Unless our framework of schools is restructured in ways that reduce the impact of enrolment differentiation and discrimination - and create a more level playing field - the contribution of schools to building a skilled and adaptable workforce (or indeed to anything else) will remain limited and very unequal.
Significantly, the Commission itself has previously acknowledged such wider barriers to progress. In its 2023 Review of the National School Reform Agreement it identified that the concentration of disadvantaged students into disadvantaged schools is a systemic inefficiency impeding student learning. It acknowledged that peer effects have a significant impact on student outcomes.
The subsequent Review to Inform a Better and Fairer Education System stated that the current system entrenches educational disadvantage. In the light of such revelations, Building a skilled and adaptable workforce risks joining a succession of reform interventions which fail to recognise the extent to which the current system falls short in its equity, efficiency, effectiveness and efficacy. This reality makes it, in the words of the review, “less likely that other reforms will realise Australia’s longstanding ambition of equity and excellence” (Page 73). This statement needs to be stamped on the forehead of anyone tasked with designing school reform.
The barriers to progress which have arisen in the school education sector – and limit the success of reforms - are explained in the following diagram. The diagram is adapted from Choice and Fairness: A Common Framework for all Australian schools.

This regressive cycle is reflected in the hierarchy of schools in just about every Australian community. In overall terms it has a dominant impact, inhibiting the achievement of equity or excellence, while acting as a drag on otherwise well-intended interventions such as those proposed in Building a skilled and adaptable workforce.
The scenario depicted in the cycle is driven by a very unequal (and arguably non-educational) competition between schools, fuelled by family anxiety about securing a place in a ‘good’ school...and delivering a rush of enrolments from low to high SES schools, regardless of sector.
The schools likely to win can enrol the students who will enhance the image of the school in the superficial measures of quality.

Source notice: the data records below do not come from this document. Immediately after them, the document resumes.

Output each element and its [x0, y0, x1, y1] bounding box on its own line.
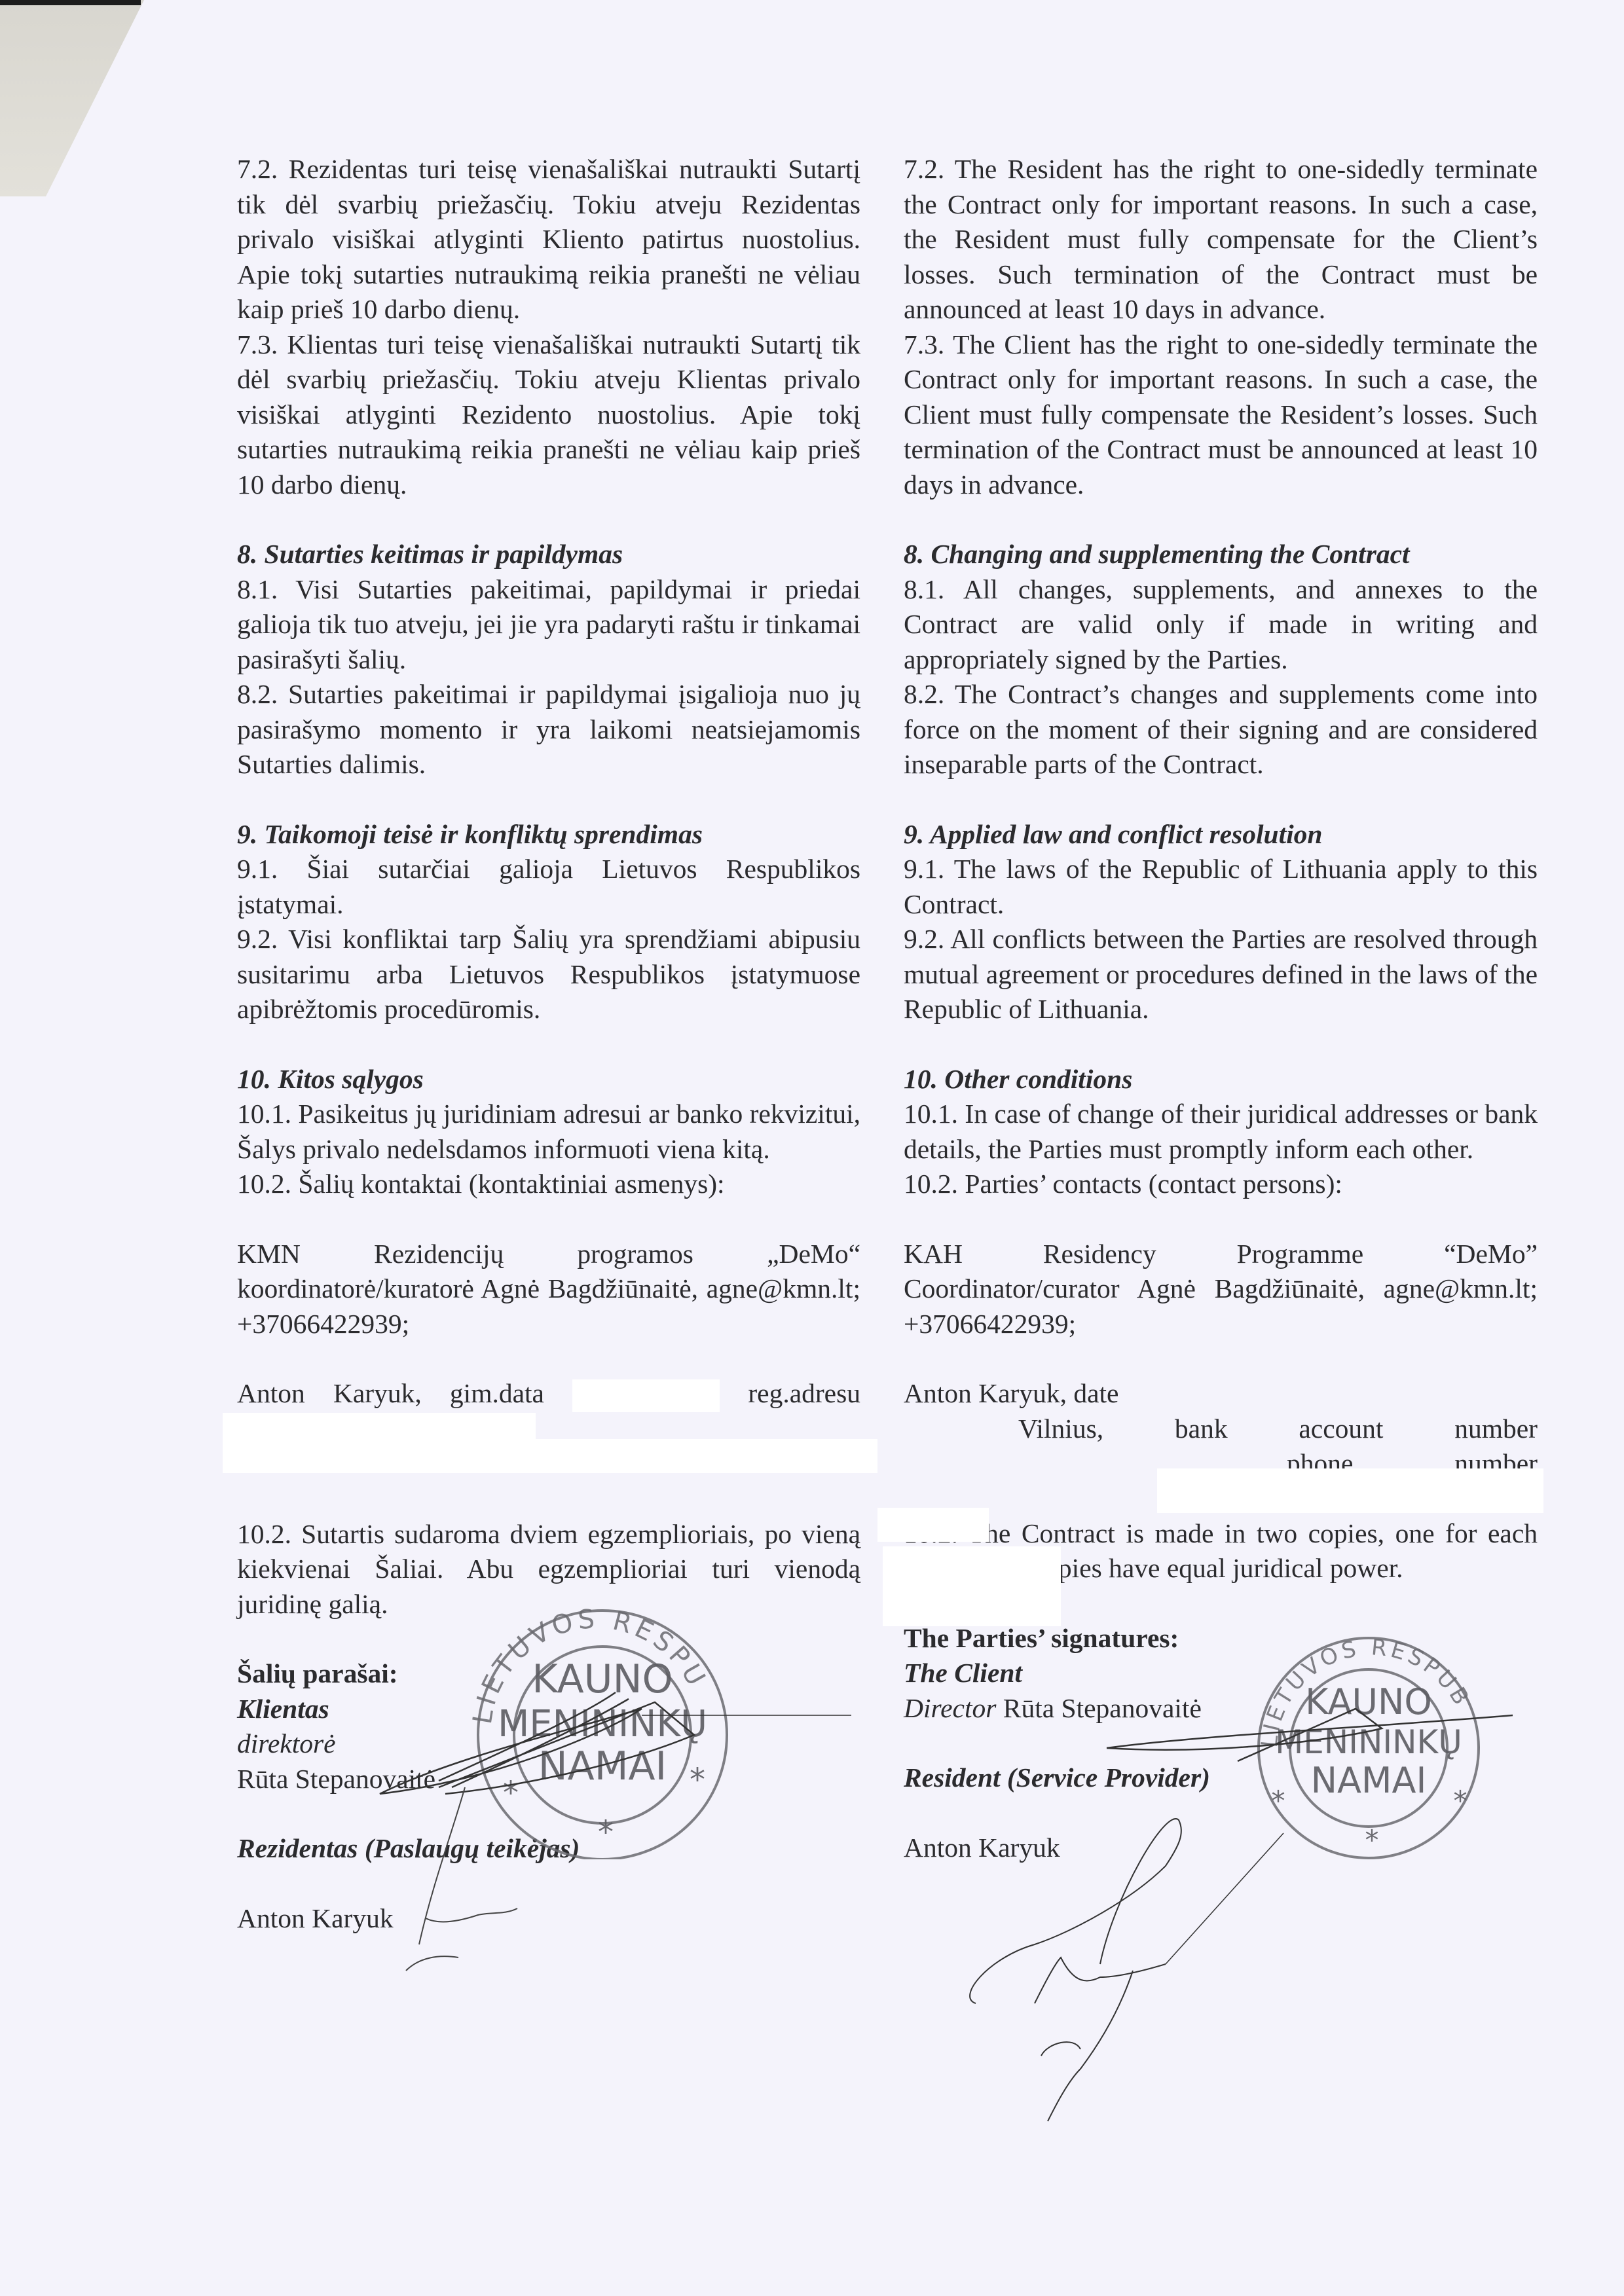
- resident-bank-label-en: Vilnius, bank account number: [1018, 1413, 1538, 1444]
- scanner-margin: [0, 0, 144, 196]
- resident-date-label: Anton Karyuk, date: [904, 1378, 1118, 1408]
- contact-kah-en: KAH Residency Programme “DeMo” Coordinat…: [904, 1237, 1538, 1342]
- client-name-lt: Rūta Stepanovaitė: [237, 1762, 860, 1797]
- redacted-date-en: [1157, 1468, 1543, 1513]
- section-9-heading-en: 9. Applied law and conflict resolution: [904, 817, 1538, 852]
- resident-details-en-line2: Vilnius, bank account number: [904, 1412, 1538, 1447]
- clause-8-2-lt: 8.2. Sutarties pakeitimai ir papildymai …: [237, 677, 860, 782]
- clause-9-2-lt: 9.2. Visi konfliktai tarp Šalių yra spre…: [237, 922, 860, 1027]
- section-10-heading-en: 10. Other conditions: [904, 1062, 1538, 1097]
- redacted-address: [223, 1413, 536, 1439]
- client-name-en: Rūta Stepanovaitė: [1003, 1693, 1202, 1723]
- resident-label-lt: Rezidentas (Paslaugų teikėjas): [237, 1831, 860, 1867]
- clause-7-2-lt: 7.2. Rezidentas turi teisę vienašališkai…: [237, 152, 860, 327]
- client-label-en: The Client: [904, 1656, 1538, 1691]
- resident-address-label: reg.adresu: [748, 1378, 860, 1408]
- scanner-edge: [0, 0, 141, 5]
- resident-details-lt: Anton Karyuk, gim.data reg.adresu: [237, 1376, 860, 1412]
- client-line-en: Director Rūta Stepanovaitė: [904, 1691, 1538, 1726]
- resident-details-en: Anton Karyuk, date: [904, 1376, 1538, 1412]
- resident-label-en: Resident (Service Provider): [904, 1760, 1538, 1796]
- contact-kmn-lt: KMN Rezidencijų programos „DeMo“ koordin…: [237, 1237, 860, 1342]
- redacted-birthdate: [572, 1379, 720, 1412]
- clause-7-2-en: 7.2. The Resident has the right to one-s…: [904, 152, 1538, 327]
- lithuanian-column: 7.2. Rezidentas turi teisę vienašališkai…: [237, 152, 860, 1936]
- clause-9-1-en: 9.1. The laws of the Republic of Lithuan…: [904, 852, 1538, 922]
- redacted-account-phone-en: [883, 1546, 1061, 1626]
- section-10-heading-lt: 10. Kitos sąlygos: [237, 1062, 860, 1097]
- clause-9-1-lt: 9.1. Šiai sutarčiai galioja Lietuvos Res…: [237, 852, 860, 922]
- section-8-heading-lt: 8. Sutarties keitimas ir papildymas: [237, 537, 860, 572]
- clause-7-3-lt: 7.3. Klientas turi teisę vienašališkai n…: [237, 327, 860, 503]
- resident-name-en: Anton Karyuk: [904, 1831, 1538, 1866]
- resident-details-label: Anton Karyuk, gim.data: [237, 1378, 544, 1408]
- redacted-bank-account: [223, 1439, 877, 1473]
- clause-8-1-lt: 8.1. Visi Sutarties pakeitimai, papildym…: [237, 572, 860, 678]
- clause-9-2-en: 9.2. All conflicts between the Parties a…: [904, 922, 1538, 1027]
- clause-10-1-lt: 10.1. Pasikeitus jų juridiniam adresui a…: [237, 1097, 860, 1167]
- resident-name-lt: Anton Karyuk: [237, 1901, 860, 1937]
- section-8-heading-en: 8. Changing and supplementing the Contra…: [904, 537, 1538, 572]
- clause-8-2-en: 8.2. The Contract’s changes and suppleme…: [904, 677, 1538, 782]
- client-role-lt: direktorė: [237, 1726, 860, 1762]
- clause-10-2b-lt: 10.2. Sutartis sudaroma dviem egzemplior…: [237, 1517, 860, 1622]
- redacted-address-en: [877, 1508, 989, 1542]
- clause-7-3-en: 7.3. The Client has the right to one-sid…: [904, 327, 1538, 503]
- section-9-heading-lt: 9. Taikomoji teisė ir konfliktų sprendim…: [237, 817, 860, 852]
- client-role-en: Director: [904, 1693, 996, 1723]
- clause-10-1-en: 10.1. In case of change of their juridic…: [904, 1097, 1538, 1167]
- signatures-title-lt: Šalių parašai:: [237, 1656, 860, 1692]
- clause-10-2-lt: 10.2. Šalių kontaktai (kontaktiniai asme…: [237, 1167, 860, 1202]
- clause-8-1-en: 8.1. All changes, supplements, and annex…: [904, 572, 1538, 678]
- clause-10-2-en: 10.2. Parties’ contacts (contact persons…: [904, 1167, 1538, 1202]
- client-label-lt: Klientas: [237, 1692, 860, 1727]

The schools left behind are those which, as Richard Teese described in 2006, are “condemned to innovate”. But regardless of outstanding innovation their students are increasingly ‘in a class of their own’ in rapidly marginalising schools and communities.
At the very least, the architects of the final Building a skilled and adaptable workforce report need to acknowledge that the impact of final proposals for schools is certainly influenced by their socio-educational status and where they lie in the hierarchy. Differences in school and classroom learning culture, ‘time on task’, teacher experience, expertise and expectations, curriculum focus and diversity, as well as resources all influence learning outcomes – and will affect the adoption of artificial intelligence in the classroom.
In conclusion, artificial intelligence doesn’t level the playing field – it exposes and amplifies existing inequalities in schools. The challenge (and opportunity) is for systems and policymakers to design AI reform that narrows, not widens, the gaps.
How did I come to that conclusion? Easy, I just asked ChatGPT.